There can be no surer sign of Colombia having finally shed its image of crime-ridden drug haven than the fact that during my entire week-long stay there I wasn’t offered cocaine even once. The only lines I saw were at the airport’s immigration desks as more and more people are discovering this unspoilt and hitherto unloved part of South America. A vanguard of tourists are taking advantage of Colombia’s vastly improved security situation, a result of the long-established and enduring ceasefire in its 50 year battle with the Marxist guerrilla group FARC. My own visit to the country that is supposedly the site of the mythical golden city of El Dorado, was arranged by ProColombia and took in both the capital Bogota and the city of Pereira and its surrounding countryside deep in the coffee producing Paisa region on the slopes of the Andes’ central ridge.
It’s an eleven hour flight to Bogota from Heathrow and then another hour’s hop over the Andes to Pereira. After all that time spent in the drab, anodyne interior of an airliner, it’s a welcome treat for the eyes to take in the lush, almost fluorescent, green grass and joyfully bright yellow paint that adorns the houses lining the road from the airport into town. What becomes strikingly clear from the countless murals of different species of birds sprayed or painted on the walls and buildings that we drive past is how much Colombians love their nation’s feathered friends. It is officially the most biodiverse place on Earth with 1,912 species of bird registered there, making it an avian paradise for spotters, twitchers and tickers. Unfortunately, my bird recognition skills are sadly lacking: I know Great Tits when I see them but that’s about the limit of my ornithological acumen. I do, however, know a thing or two about coffee and am eagerly anticipating my first cup of Colombia’s soft, naturally sweet Arabica blend produced as a result of the local volcanic soil and the altitude at which the coffee plants grow.
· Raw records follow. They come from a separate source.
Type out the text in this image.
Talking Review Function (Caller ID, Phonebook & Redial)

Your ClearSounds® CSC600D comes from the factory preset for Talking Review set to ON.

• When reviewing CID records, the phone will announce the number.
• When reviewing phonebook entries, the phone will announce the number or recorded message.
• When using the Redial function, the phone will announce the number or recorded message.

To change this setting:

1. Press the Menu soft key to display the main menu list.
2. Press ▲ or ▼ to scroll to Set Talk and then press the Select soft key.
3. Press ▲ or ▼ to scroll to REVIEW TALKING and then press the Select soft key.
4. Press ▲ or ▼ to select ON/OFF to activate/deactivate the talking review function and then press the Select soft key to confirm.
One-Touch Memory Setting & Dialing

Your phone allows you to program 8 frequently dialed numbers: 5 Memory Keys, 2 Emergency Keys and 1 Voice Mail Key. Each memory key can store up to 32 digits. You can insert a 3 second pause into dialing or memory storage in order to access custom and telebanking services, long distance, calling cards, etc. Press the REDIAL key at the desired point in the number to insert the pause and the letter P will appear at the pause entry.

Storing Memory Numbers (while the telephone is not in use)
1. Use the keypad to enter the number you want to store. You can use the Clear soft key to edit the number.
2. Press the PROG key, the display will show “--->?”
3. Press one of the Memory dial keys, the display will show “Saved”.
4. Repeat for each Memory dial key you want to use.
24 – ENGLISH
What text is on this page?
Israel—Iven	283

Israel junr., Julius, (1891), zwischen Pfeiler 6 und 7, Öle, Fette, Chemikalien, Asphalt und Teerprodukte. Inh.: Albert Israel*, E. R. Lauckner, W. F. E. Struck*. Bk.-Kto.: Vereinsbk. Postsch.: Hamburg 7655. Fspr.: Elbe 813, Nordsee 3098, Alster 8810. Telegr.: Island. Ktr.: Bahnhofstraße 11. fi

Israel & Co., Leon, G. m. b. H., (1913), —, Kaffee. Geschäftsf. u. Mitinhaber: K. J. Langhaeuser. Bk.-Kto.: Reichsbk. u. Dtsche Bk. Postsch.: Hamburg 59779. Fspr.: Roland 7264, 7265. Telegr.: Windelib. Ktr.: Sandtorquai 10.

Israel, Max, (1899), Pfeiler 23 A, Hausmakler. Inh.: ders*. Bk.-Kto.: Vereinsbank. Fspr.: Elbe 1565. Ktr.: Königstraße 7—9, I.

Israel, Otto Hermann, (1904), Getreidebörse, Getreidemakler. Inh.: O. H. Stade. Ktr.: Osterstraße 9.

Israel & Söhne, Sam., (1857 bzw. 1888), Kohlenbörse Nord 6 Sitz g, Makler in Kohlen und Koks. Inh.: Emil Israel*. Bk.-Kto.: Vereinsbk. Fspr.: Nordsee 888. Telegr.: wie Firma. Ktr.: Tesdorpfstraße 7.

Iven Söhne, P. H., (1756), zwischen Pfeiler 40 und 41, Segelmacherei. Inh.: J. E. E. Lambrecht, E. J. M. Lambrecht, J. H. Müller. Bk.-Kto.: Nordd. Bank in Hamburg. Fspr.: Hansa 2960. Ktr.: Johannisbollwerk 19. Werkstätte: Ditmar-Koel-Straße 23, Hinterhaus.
We have been invited to the finca of Don Manolo Cafe, whose family are one of the 600,000 in this country that rely upon the bean for their income, making it the third largest producer in the world after Brazil and Vietnam. As we ascend the mist-shrouded mountain 1,530m above sea level, our driver crosses himself every time we pass a roadside statue of the Madonna — which, this being a good Catholic country, is every couple of hundred yards — removing his hands from the steering wheel to perform the self-blessing even as he navigates perilous hairpin bends and stomach-churningly steep drops only inches from our vehicle’s wheels. We arrive perfectly safely though and are greeted by boss Hector Manuel Arevalo who gives us a guided tour of his whole operation from the coffee bean’s growing and picking in the mountainside fields, to its drying, roasting and eventual packing for export (as 90% of the country’s crop is, only 10% remaining for domestic consumption).
The history of the drink is explained as we sip the finished product: how it was brought to Colombia from Holland by a priest whose religious community used it in their rituals; it was later banned by more conservative members of the church who thought its mind-awakening properties ungodly. Our guide, Joseph Florez of Nature Trips, also explains to us the symbiotic nature of his country’s relationship with the black brew and its contribution to the national economy: “Coffee is like our son - we nurture it, and in return it provides us with schools, roads, hospitals….we cherish it”.